A las mamás les toca no solo la peor parte, sino la que menos se reconoce, como levantar a los chiquillos cuando están pegados a las cobijas.
POR FRANCISCO ORTIZ PARDO
En la memoria remota tengo que desde muy chiquito me costaba demasiado trabajo despegarme de una cobija de tela sintética pero calientita cuyo listón al borde acariciaba mis labios. El único aliciente para despertarme era que mi mamá ponía en el radio una cosa cuya cortinilla era una cancioncita que solo repetía melodiosamente el nombre del programa: Batas, pijamas y pantuflas.
Hoy sé por las notas que lo recuerdan que tal programa “revolucionó la radiodifusión mexicana”, con “un estilo único e ingenioso”, aunque para mí lo que marcó fue aquella infancia… con mi mamá.

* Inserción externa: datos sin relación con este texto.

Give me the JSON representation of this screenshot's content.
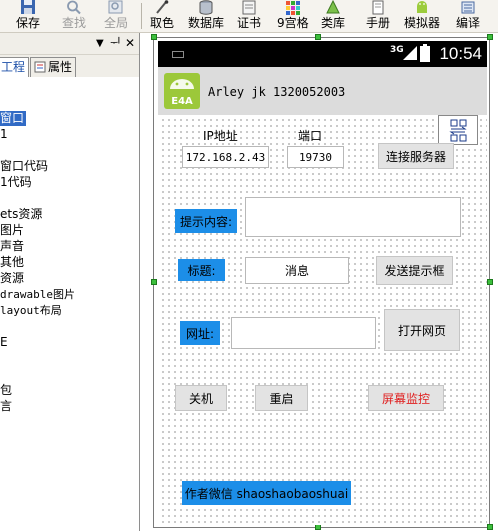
{
  "toolbar": {
    "items": [
      {
        "label": "保存",
        "icon": "save-icon",
        "enabled": true
      },
      {
        "label": "查找",
        "icon": "search-icon",
        "enabled": false
      },
      {
        "label": "全局",
        "icon": "global-search-icon",
        "enabled": false
      },
      {
        "label": "取色",
        "icon": "color-picker-icon",
        "enabled": true
      },
      {
        "label": "数据库",
        "icon": "database-icon",
        "enabled": true
      },
      {
        "label": "证书",
        "icon": "certificate-icon",
        "enabled": true
      },
      {
        "label": "9宫格",
        "icon": "grid-icon",
        "enabled": true
      },
      {
        "label": "类库",
        "icon": "library-icon",
        "enabled": true
      },
      {
        "label": "手册",
        "icon": "manual-icon",
        "enabled": true
      },
      {
        "label": "模拟器",
        "icon": "emulator-icon",
        "enabled": true
      },
      {
        "label": "编译",
        "icon": "compile-icon",
        "enabled": true
      }
    ]
  },
  "left_panel": {
    "controls": {
      "dropdown": "▼",
      "pin": "ᅱ",
      "close": "✕"
    },
    "tabs": [
      "工程",
      "属性"
    ],
    "tree": [
      {
        "label": "窗口",
        "selected": true
      },
      {
        "label": "1",
        "selected": false
      },
      {
        "label": "窗口代码",
        "selected": false
      },
      {
        "label": "1代码",
        "selected": false
      },
      {
        "label": "ets资源",
        "selected": false
      },
      {
        "label": "图片",
        "selected": false
      },
      {
        "label": "声音",
        "selected": false
      },
      {
        "label": "其他",
        "selected": false
      },
      {
        "label": "资源",
        "selected": false
      },
      {
        "label": "drawable图片",
        "selected": false
      },
      {
        "label": "layout布局",
        "selected": false
      },
      {
        "label": "E",
        "selected": false
      },
      {
        "label": "包",
        "selected": false
      },
      {
        "label": "言",
        "selected": false
      }
    ]
  },
  "phone": {
    "status": {
      "network": "3G",
      "time": "10:54"
    },
    "app_title": "Arley jk 1320052003",
    "logo_text": "E4A",
    "form": {
      "ip_label": "IP地址",
      "port_label": "端口",
      "ip_value": "172.168.2.43",
      "port_value": "19730",
      "connect_button": "连接服务器",
      "tip_label": "提示内容:",
      "tip_value": "",
      "title_label": "标题:",
      "title_value": "消息",
      "send_tip_button": "发送提示框",
      "url_label": "网址:",
      "url_value": "",
      "open_web_button": "打开网页",
      "shutdown_button": "关机",
      "restart_button": "重启",
      "screen_monitor_button": "屏幕监控",
      "author_label": "作者微信 shaoshaobaoshuai"
    },
    "colors": {
      "blue_label": "#1c8ee8",
      "monitor_text": "#e02020",
      "handle": "#3cbf3c"
    }
  }
}
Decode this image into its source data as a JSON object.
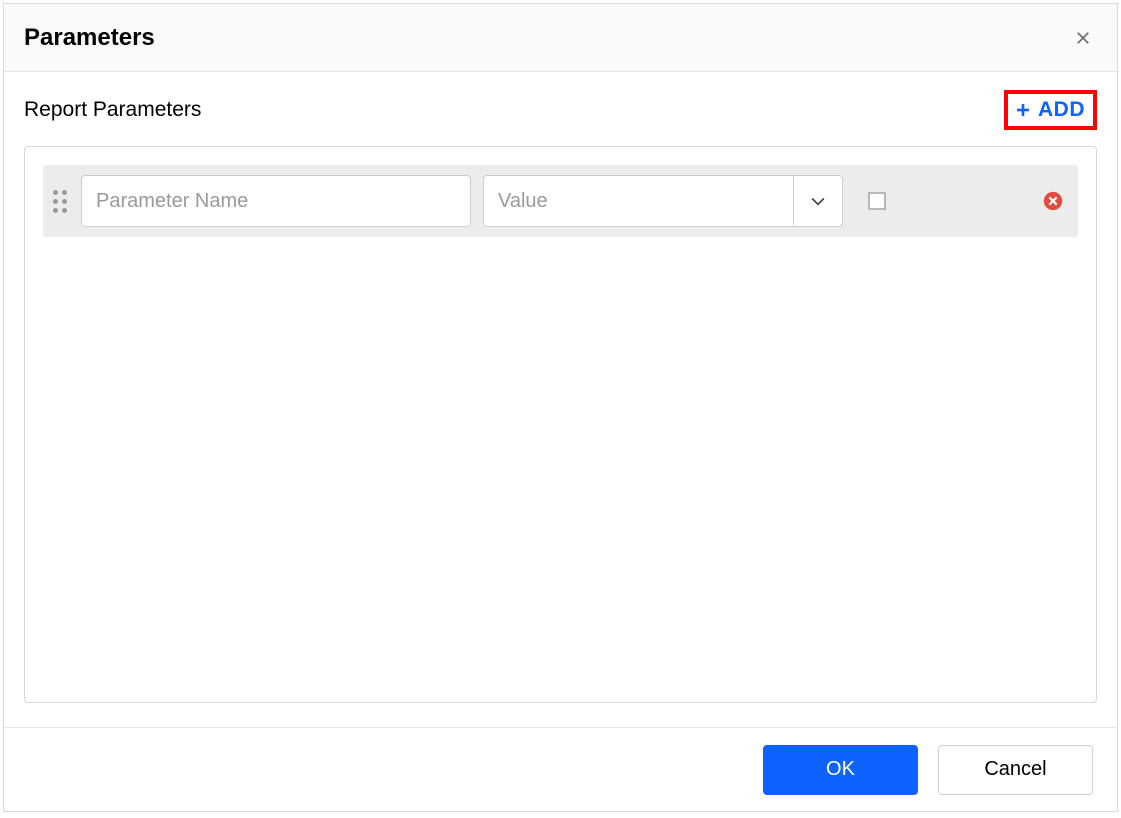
{
  "dialog": {
    "title": "Parameters"
  },
  "section": {
    "title": "Report Parameters",
    "add_label": "ADD"
  },
  "rows": [
    {
      "name_placeholder": "Parameter Name",
      "name_value": "",
      "value_placeholder": "Value",
      "value_value": "",
      "checked": false
    }
  ],
  "footer": {
    "ok_label": "OK",
    "cancel_label": "Cancel"
  }
}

En ese tiempo Batas, pijamas y pantuflas se transmitía en Radio 590, La Pantera, de Grupo Radio Mil, y antecedía al licuado de plátano con proteínico huevo crudo que cada mañana me esperaba en la cocina, en un desayuno siempre de prisa. Seguramente seguía medio dormido cuando los conductores Sergio Rod y Bolívar Domínguez daban noticias y simplezas musicales.
Aunque desde siempre quise ser periodista, yo no sabía que Batas, pijamas y pantuflas fue un hito en la libertad de expresión en México, porque no recuerdo siquiera sus críticas veladas en parodias. Han quedado entonces aquellas ondas sonoras como una aportación discreta, como otras en otras tantas cosas, que mi madre tuvo en mi vocación.
Ella, Elena, que afortunadamente vive, ha sido una valiente. Sin pregonarlo como suelen hacerlo los justicieros que tienen los medios para expresarlo, ella ha dado un mayor ejemplo de vida. Por grueso que sea su umbral de dolor, admiro las muchísimos pesares que ha remontado para poder seguir divisando El Tepozteco y comprarse alguna curiosidad al paso de los vendedores de artesanías; y tomarse un atole o un lechero con alguna galletita pecaminosa. Quisiera ser capaz de resistir el dolor como ella y ceñirme de esa manera a la vida aunque en la transición tenga que pasar por una cama de hospital. A mi madre le heredé los ojos y la boca, la palidez de la piel, el carácter para tomar decisiones. Pero yo me acobardo ante la enfermedad y ella no. Muchas veces necesité, para caricia de mis oídos, que me dijera que me quiere. Pero los hechos siempre me hacían constatarlo antes de que llegaran las palabras.
Tal vez por eso me quedé con Batas, pijamas y pantuflas como una metáfora o un sueño donde las palabras se difuminan y quedan los aprecios, los recuerdos y las bromas. Para el 19 de septiembre de 1985 yo ya iba en la prepa del entrañable Colegio Madrid y ya no escuchábamos el programa, que entonces se transmitía por Radio Fórmula. El edificio del que se transmitía cayó con el terremoto y los conductores murieron. En ese mismo momento yo me estaba bañando y escuché la voz de mi mamá que me pedía, desesperada y a gritos, que saliera.
A las mamás les toca no solo la peor parte, sino la que menos se reconoce, como levantar a los chiquillos cuando están pegados a las cobijas. Y pocas veces tienen la oportunidad de manifestar toda su dulzura, entre los mil compromisos que implica criarnos. Antes eran más regañonas, pero también es cierto que ponían más límites y no le enseñaban a los niños que eran ellas las que se tenían que sacrificar por ellos… aunque en los hechos se sacrificaban por ellos.
Suele quedarse en nuestros recuerdos la parte más adusta y difícil de nuestra progenitora, pues básicamente le toca educarnos; y aunque en nuestra sociedad patriarcal prevalce el engaño del proveedor masculino, la verdad es que suele ser protagonista en la manutención de los hijos; así que a mi mamá le tocaba volver a correr después de dejarnos en safe a la entrada de un triste “castillito” que albergaba la escuela “bilingüe” en la que cursé mis primeros años de primaria y donde, habida cuenta de la falta de oficio, sus “mises” me hacían resentir más el abandono de mi madre trabajadora.
Recuerdo más las sensaciones que los recuerdos en sí; me invadía una inmediata nostalgia por los minutos apenas vividos cada mañana aderezada con Batas, Pijamas y Pantuflas. Con los niños de la mano, mi madre entraba apresuradamente a la tienda “de Loyo” (sigo sin entender por qué se hacía llamar así la dueña o así la conocían), y nos compraba un boing “de triangulito” (el de fresa era mi favorito) para completar nuestro lunch de sándwich de jamón, como eran todos los sándwiches de aquella época. Ahí acababa la mañana para mí y comenzaba la tristeza, sin Batas, pijamas y pantuflas. Y sin mi mamá.